As awesome as this series was, however, I was a bit shocked to see numerous scenes of Mr. Wood and some of his assistants actually handling these original books, documents, and other artifacts with their bare hands. There were maybe 5 scenes in which they actually wore gloves before touching these pages which are over 400 years old. I was also rather offended at how he even speculated on whether or not Shakespeare really loved his wife Anne (though at least in the end he admitted that it was very possible he always loved her). There was even some joking, when he was looking at the church record of their marriage, about how this 18 year old boy was being "forced" to marry this "long in the tooth" woman who was 8 years his senior. While it's true that Anne Hathaway was pregnant when they married, there's no evidence other than conjecture that this was a shotgun marriage. Is it really that unthinkable that an 18 year old boy could fall madly in love with a woman that much older, and truly want to marry her independent of the fact that he got her pregnant?
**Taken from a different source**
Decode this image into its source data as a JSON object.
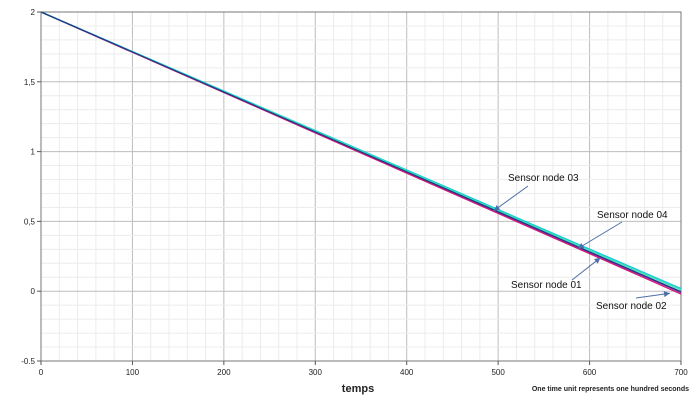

I seriously doubt that there would be this question of whether he actually loved his wife if he had been the 26 year old and she had been the 18 year old. I say more power to him for picking an older woman to be his wife and going against the hypocritical convention in which it's normal and socially acceptable for the husband to be older, but suspect or strange when it's the wife who is older. We also hear the beautiful early sonnet he wrote to her, with the concluding line declaring "And saved my life," which sounds like "Anne saved my life" when read aloud.

All in all, it's a great introduction to the Bard, for both devotees and people who aren't that familiar with his life, times, or works yet. It's guaranteed to amaze those who never thought of him as so interesting, modern, lively, and accessible."